Quem são os advogados que ajudaram a impor derrotas à Lava Jato e aproximaram Lula e Alckmin

Por Renan Ramalho na Gazeta do Povo

Em 2014, três advogados, ex-colegas da faculdade de Direito, montaram um grupo de WhatsApp para discutir dois assuntos: o avanço da Operação Lava Jato, deflagrada no início daquele ano; e o questionamento, por parte do PSDB, do resultado da eleição presidencial, na qual seu então candidato, Aécio Neves, perdeu para Dilma Rousseff. Na visão desses três advogados, eram fatos que, no futuro, poderiam colocar em risco a democracia. O grupo foi batizado de Prerrogativas.

“A gente entendia que a Lava Jato era o avanço de um processo que já tinha começado na ação penal 470, o chamado mensalão, quando o Supremo Tribunal Federal foi palco de espetacularização da Justiça criminal, com forte apelo midiático. Quando as eleições acabaram, Aécio assumiu a tribuna do Senado e fez um discurso muito raivoso, questionando o resultado. Ali sentimos que poderia estar nascendo o ‘ovo da serpente’, que poderia colocar a democracia e as instituições em risco. E a gente resolveu criar o grupo como uma espécie de observatório da democracia”, diz o advogado Marco Aurélio de Carvalho.

É assim que ele descreve a origem do Prerrogativas, grupo que fundou e hoje coordena, e se notabilizou nos últimos anos pelas sucessivas derrotas que ajudou a impor à Lava Jato e, principalmente em 2021, por uma série de ações contra o governo do presidente Jair Bolsonaro.

Mais recentemente, o grupo também organizou o jantar em que Lula e o ex-governador Geraldo Alckmin se encontraram em público pela primeira vez para discutir a possibilidade de o ex-tucano ser o vice do petista nas eleições de outubro.

Como surgiu o grupo Prerrogativas

Em entrevista à Gazeta do Povo, Marco Aurélio de Carvalho contou a história do grupo Prerrogativas e rebateu várias das críticas às suas ações.

Inicialmente, faziam parte do Prerrogativas apenas o próprio Marco Aurélio e os também advogados Fabiano Silva dos Santos e Gabriela Araújo. O trio militava no movimento estudantil nos anos 1990 e dirigiu o centro acadêmico dos alunos de direito da faculdade de Direito da PUC de São Paulo durante cinco anos, até 2001.

Atualmente, o grupo reúne mais de 200 “colaboradores”, muitos antigos amigos e a maioria colegas criminalistas, alguns juízes e promotores aposentados, e vários professores e acadêmicos das ciências humanas e sociais.

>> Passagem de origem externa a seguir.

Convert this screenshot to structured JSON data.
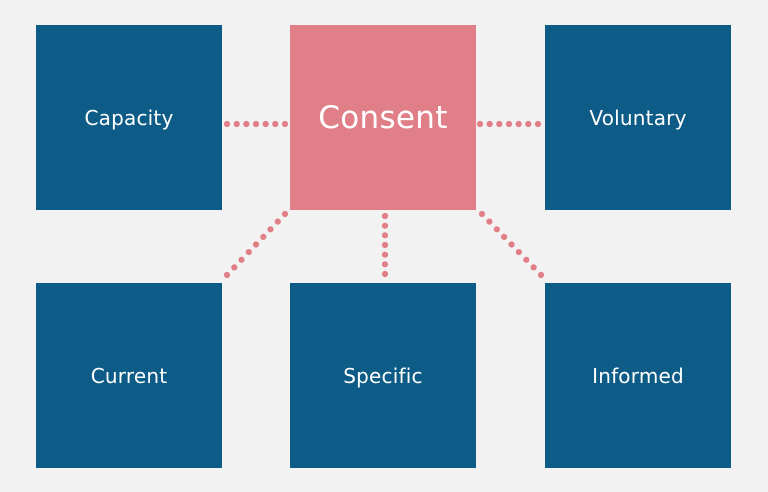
{
  "diagram": {
    "center": {
      "label": "Consent"
    },
    "nodes": [
      {
        "id": "capacity",
        "label": "Capacity"
      },
      {
        "id": "voluntary",
        "label": "Voluntary"
      },
      {
        "id": "current",
        "label": "Current"
      },
      {
        "id": "specific",
        "label": "Specific"
      },
      {
        "id": "informed",
        "label": "Informed"
      }
    ],
    "connections": [
      {
        "from": "consent",
        "to": "capacity"
      },
      {
        "from": "consent",
        "to": "voluntary"
      },
      {
        "from": "consent",
        "to": "current"
      },
      {
        "from": "consent",
        "to": "specific"
      },
      {
        "from": "consent",
        "to": "informed"
      }
    ],
    "colors": {
      "background": "#f3f2f2",
      "center_fill": "#e07f88",
      "node_fill": "#0d5b87",
      "connector": "#e07f88",
      "text": "#ffffff"
    }
  }
}
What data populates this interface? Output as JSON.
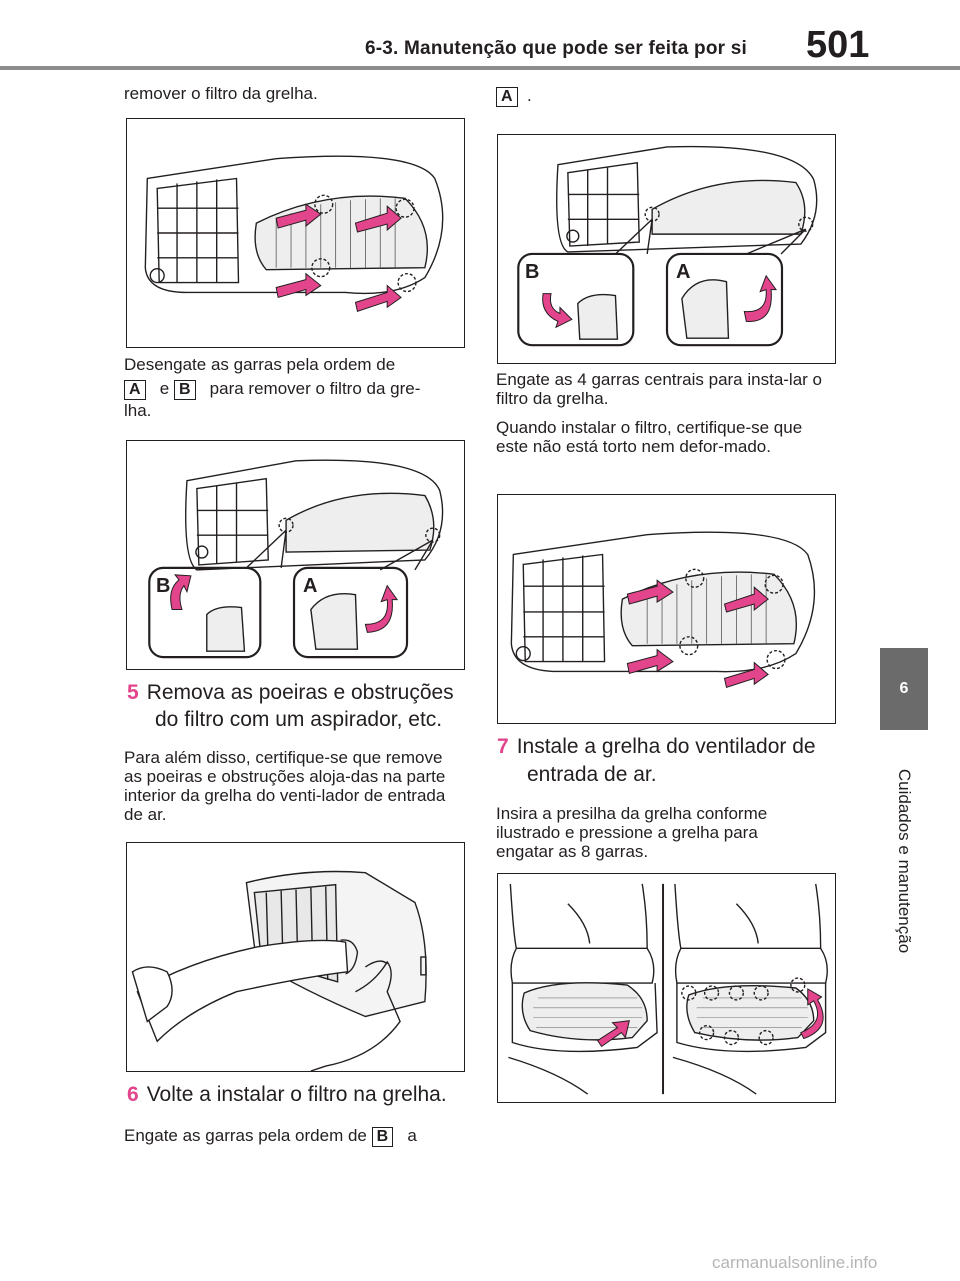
{
  "header": {
    "section": "6-3. Manutenção que pode ser feita por si",
    "page_number": "501"
  },
  "side_tab": {
    "chapter": "6",
    "chapter_title": "Cuidados e manutenção"
  },
  "left": {
    "p_intro": "remover o filtro da grelha.",
    "p_disengage_1": "Desengate as garras pela ordem de",
    "badge_a": "A",
    "p_disengage_and": "e",
    "badge_b": "B",
    "p_disengage_2": "para remover o filtro da gre-",
    "p_disengage_3": "lha.",
    "fig2_label_b": "B",
    "fig2_label_a": "A",
    "step5_num": "5",
    "step5_line1": "Remova as poeiras e obstruções",
    "step5_line2": "do filtro com um aspirador, etc.",
    "p_step5": "Para além disso, certifique-se que remove as poeiras e obstruções aloja-das na parte interior da grelha do venti-lador de entrada de ar.",
    "step6_num": "6",
    "step6_text": "Volte a instalar o filtro na grelha.",
    "p_step6": "Engate as garras pela ordem de",
    "p_step6_badge": "B",
    "p_step6_end": "a"
  },
  "right": {
    "badge_a": "A",
    "dot": ".",
    "fig_label_b": "B",
    "fig_label_a": "A",
    "p_engage": "Engate as 4 garras centrais para insta-lar o filtro da grelha.",
    "p_install": "Quando instalar o filtro, certifique-se que este não está torto nem defor-mado.",
    "step7_num": "7",
    "step7_line1": "Instale a grelha do ventilador de",
    "step7_line2": "entrada de ar.",
    "p_step7": "Insira a presilha da grelha conforme ilustrado e pressione a grelha para engatar as 8 garras."
  },
  "watermark": "carmanualsonline.info",
  "colors": {
    "accent": "#e2458c",
    "header_rule": "#8c8c8c",
    "tab": "#6b6b6b"
  }
}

Os “colaboradores” são chamados assim porque o “Prerrô”, como é conhecido internamente, não tem um CNPJ, não é empresa nem associação, mas organiza-se informalmente, basicamente para publicar artigos na imprensa geral e jurídica, promover palestras e debates, e participar de julgamentos importantes no Supremo Tribunal Federal e audiências no Congresso Nacional sobre os mais variados temas.

A influência que alcançaram decorre, em parte, da notoriedade dos advogados, uma elite bastante influente nos anos do PT no poder e que agora, com o ocaso da Lava Jato, vem se reabilitando na cena pública. Há entre eles vários advogados que defenderam condenados no mensalão e que, após amargarem outras derrotas nos processos do petrolão, conseguiram, enfim, reverter condenações ou anular investigações do esquema de corrupção na Petrobras e em outras estatais.

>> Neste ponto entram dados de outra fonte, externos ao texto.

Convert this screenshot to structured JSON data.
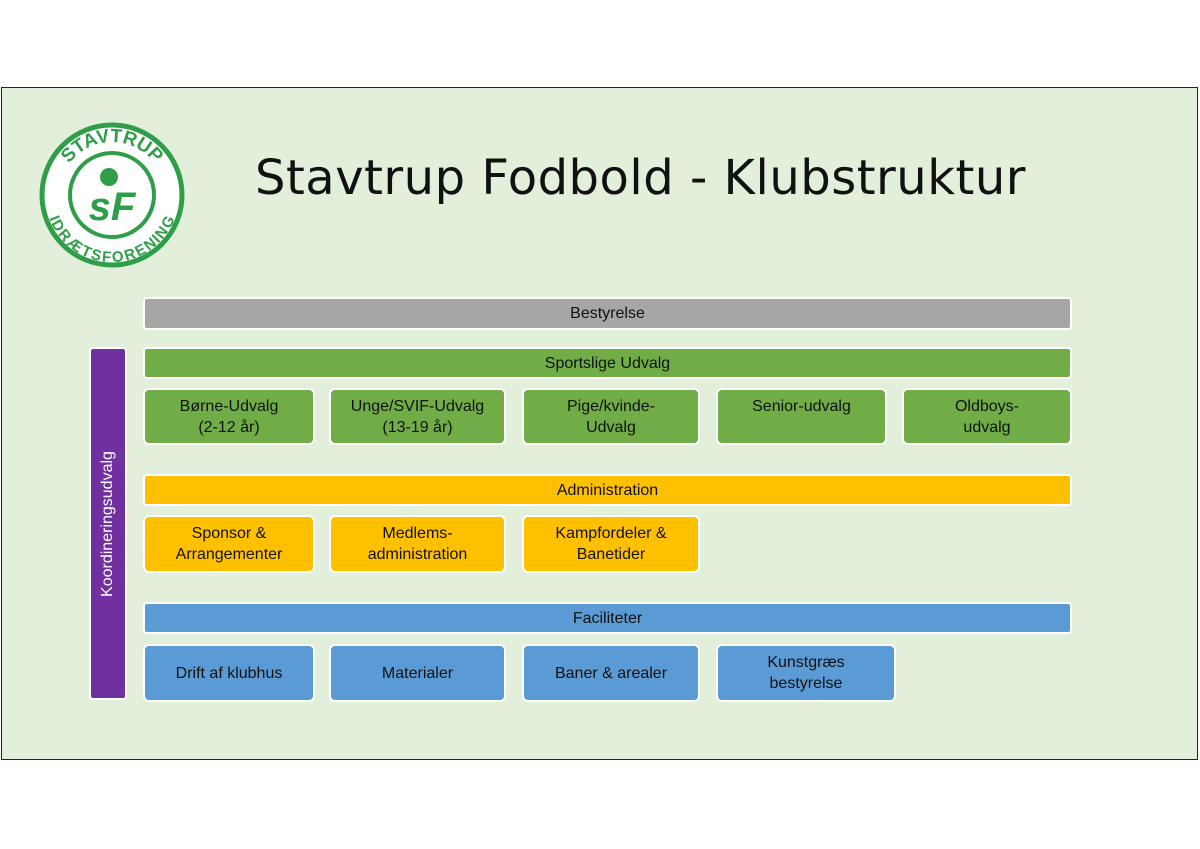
{
  "page": {
    "title": "Stavtrup Fodbold - Klubstruktur"
  },
  "logo": {
    "text_top": "STAVTRUP",
    "text_bottom": "IDRÆTSFORENING",
    "initials": "sF",
    "color": "#2e9e48"
  },
  "diagram": {
    "bestyrelse": "Bestyrelse",
    "coordination": "Koordineringsudvalg",
    "sports": {
      "header": "Sportslige Udvalg",
      "items": [
        "Børne-Udvalg\n(2-12 år)",
        "Unge/SVIF-Udvalg\n(13-19 år)",
        "Pige/kvinde-\nUdvalg",
        "Senior-udvalg",
        "Oldboys-\nudvalg"
      ]
    },
    "administration": {
      "header": "Administration",
      "items": [
        "Sponsor &\nArrangementer",
        "Medlems-\nadministration",
        "Kampfordeler &\nBanetider"
      ]
    },
    "facilities": {
      "header": "Faciliteter",
      "items": [
        "Drift af klubhus",
        "Materialer",
        "Baner & arealer",
        "Kunstgræs\nbestyrelse"
      ]
    }
  },
  "colors": {
    "board": "#a6a6a6",
    "sports": "#70ad47",
    "administration": "#ffc000",
    "facilities": "#5b9bd5",
    "coordination": "#7030a0",
    "background": "#e2efda"
  }
}
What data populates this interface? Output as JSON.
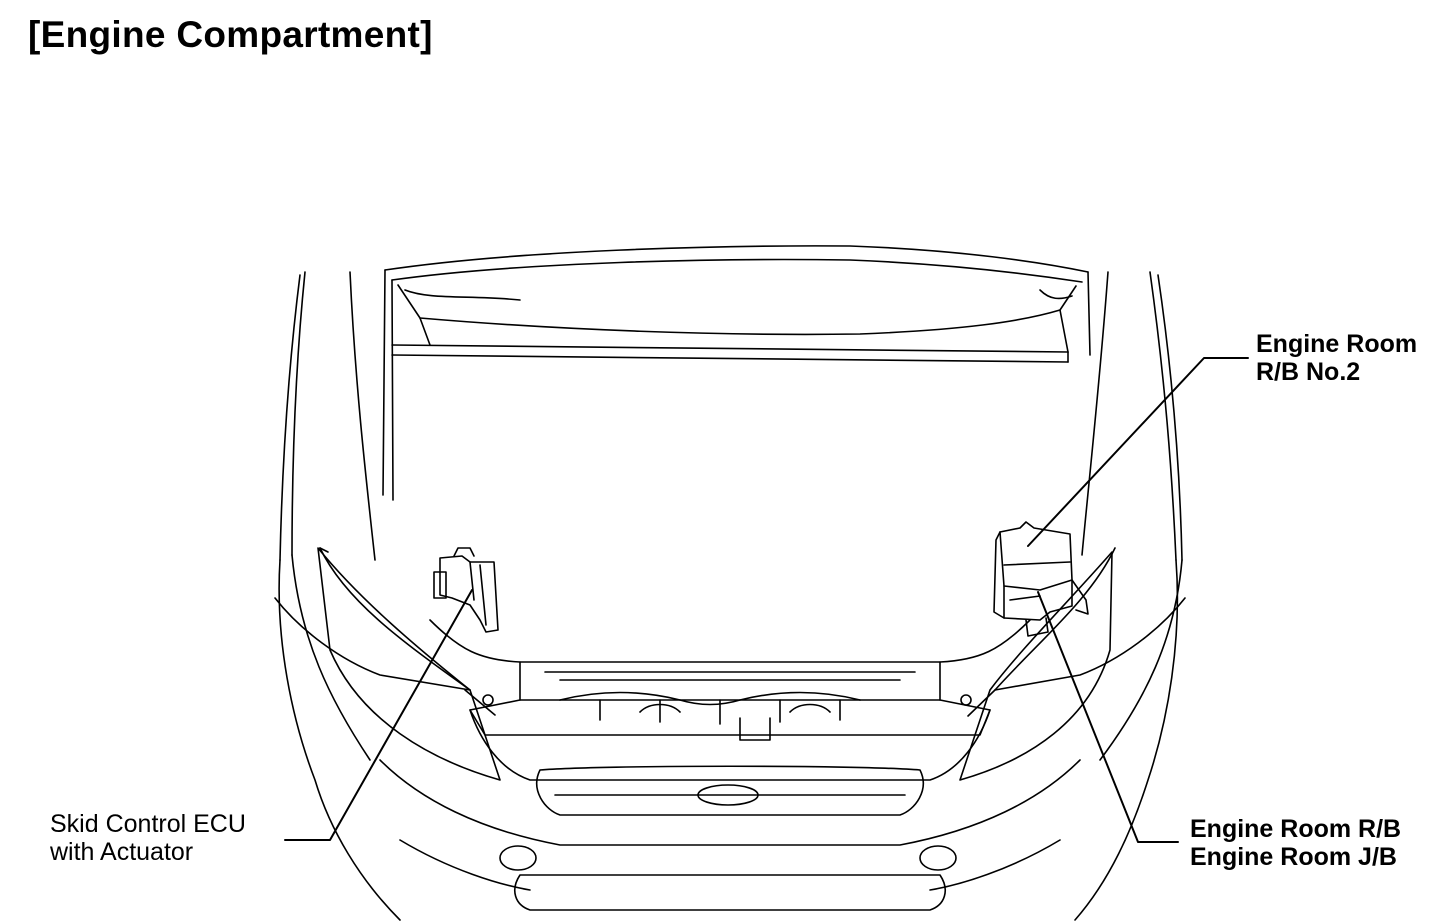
{
  "title": "[Engine Compartment]",
  "callouts": {
    "rb_no2": {
      "line1": "Engine Room",
      "line2": "R/B No.2"
    },
    "skid_ecu": {
      "line1": "Skid Control ECU",
      "line2": "with Actuator"
    },
    "rb_jb": {
      "line1": "Engine Room R/B",
      "line2": "Engine Room J/B"
    }
  }
}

É o caso, por exemplo, de Alberto Zacharias Toron, que advogou para o ex-presidente da Câmara João Paulo Cunha (PT) na ação do mensalão e que, mais recentemente, livrou de processos o ex-presidente da Petrobras Aldemir Bendine e também o deputado Aécio Neves (PSDB), delatado por ex-executivos da Odebrecht e da J&F.

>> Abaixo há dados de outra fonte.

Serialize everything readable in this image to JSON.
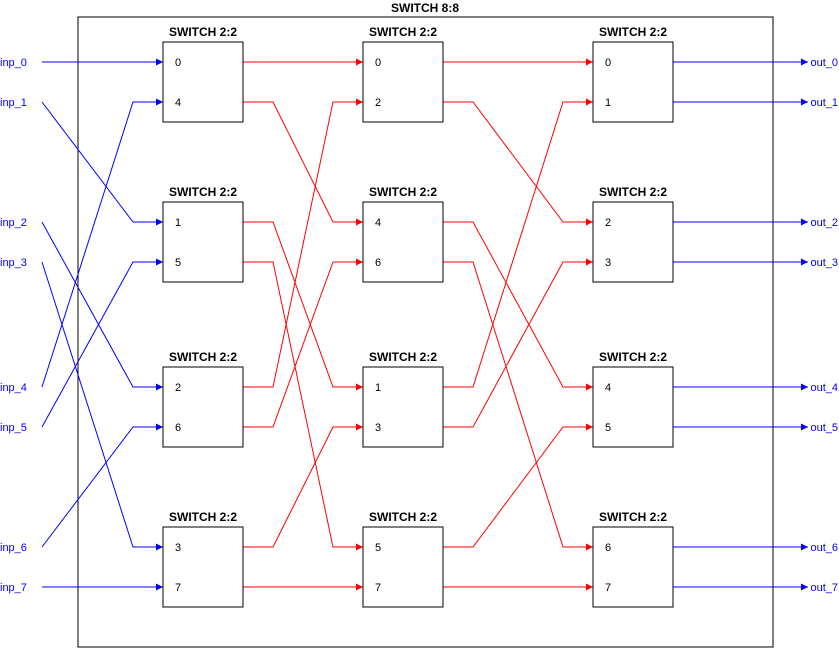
{
  "title": "SWITCH 8:8",
  "switch_label": "SWITCH 2:2",
  "colors": {
    "input": "#0000ff",
    "internal": "#ff0000",
    "output": "#0000ff",
    "box": "#000000"
  },
  "inputs": [
    "inp_0",
    "inp_1",
    "inp_2",
    "inp_3",
    "inp_4",
    "inp_5",
    "inp_6",
    "inp_7"
  ],
  "outputs": [
    "out_0",
    "out_1",
    "out_2",
    "out_3",
    "out_4",
    "out_5",
    "out_6",
    "out_7"
  ],
  "stages": [
    {
      "switches": [
        [
          "0",
          "4"
        ],
        [
          "1",
          "5"
        ],
        [
          "2",
          "6"
        ],
        [
          "3",
          "7"
        ]
      ]
    },
    {
      "switches": [
        [
          "0",
          "2"
        ],
        [
          "4",
          "6"
        ],
        [
          "1",
          "3"
        ],
        [
          "5",
          "7"
        ]
      ]
    },
    {
      "switches": [
        [
          "0",
          "1"
        ],
        [
          "2",
          "3"
        ],
        [
          "4",
          "5"
        ],
        [
          "6",
          "7"
        ]
      ]
    }
  ]
}
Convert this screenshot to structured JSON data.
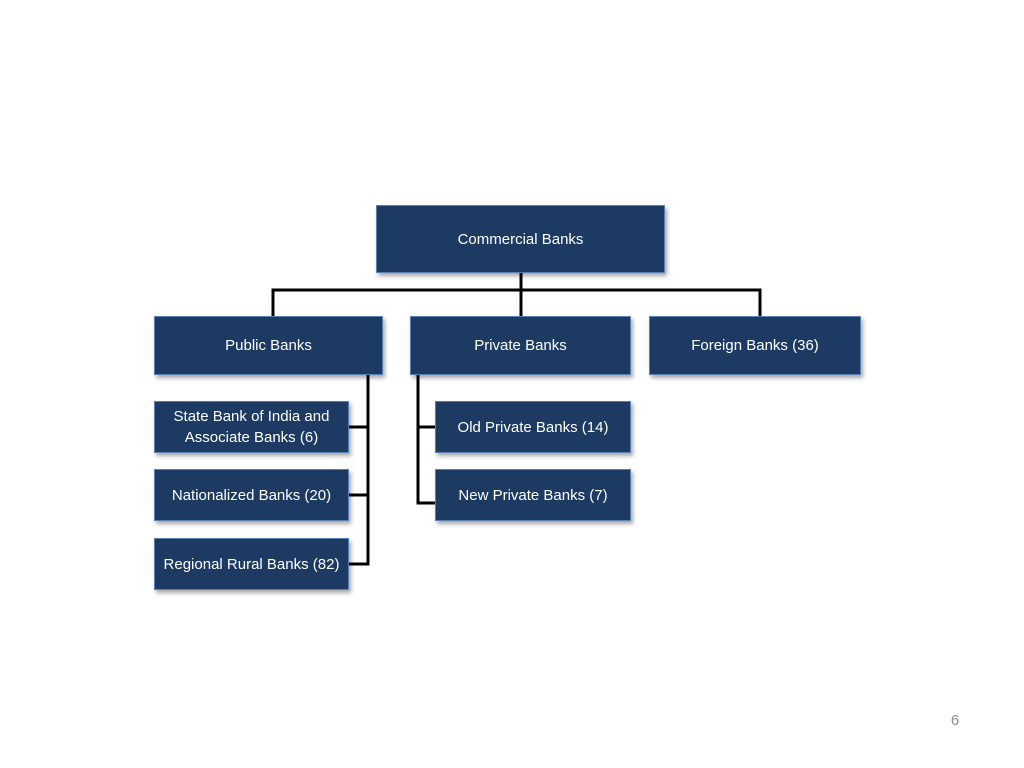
{
  "diagram": {
    "root": {
      "label": "Commercial Banks"
    },
    "categories": {
      "public": {
        "label": "Public Banks"
      },
      "private": {
        "label": "Private Banks"
      },
      "foreign": {
        "label": "Foreign Banks (36)"
      }
    },
    "public_children": {
      "sbi": {
        "label": "State Bank of India and Associate Banks (6)"
      },
      "nationalized": {
        "label": "Nationalized Banks (20)"
      },
      "rrb": {
        "label": "Regional Rural Banks (82)"
      }
    },
    "private_children": {
      "old": {
        "label": "Old Private Banks (14)"
      },
      "new": {
        "label": "New Private Banks (7)"
      }
    }
  },
  "slide": {
    "page_number": "6"
  },
  "colors": {
    "node_fill": "#1c3a62",
    "node_border": "#5a7fb5",
    "connector": "#000000",
    "page_number": "#8a8a8a"
  }
}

Também colaboram com o grupo Antônio Cláudio Mariz de Oliveira, que defendeu o ex-presidente Michel Temer; Antônio Carlos de Almeida Castro, o Kakay, notório defensor de políticos, principalmente da velha guarda do MDB; Dora Cavalcanti e Augusto de Arruda Botelho, que advogavam para a Odebrecht; Fábio Tofic Simantob, que defendeu o ex-ministro da Fazenda Guido Mantega e o marqueteiro João Santana; Flávia Rahal, que defendeu o ex-governador José Serra; e Roberto Podval, de ampla clientela, que vai desde José Dirceu, do PT, ao ex-ministro do Meio Ambiente Ricardo Salles, do governo Bolsonaro.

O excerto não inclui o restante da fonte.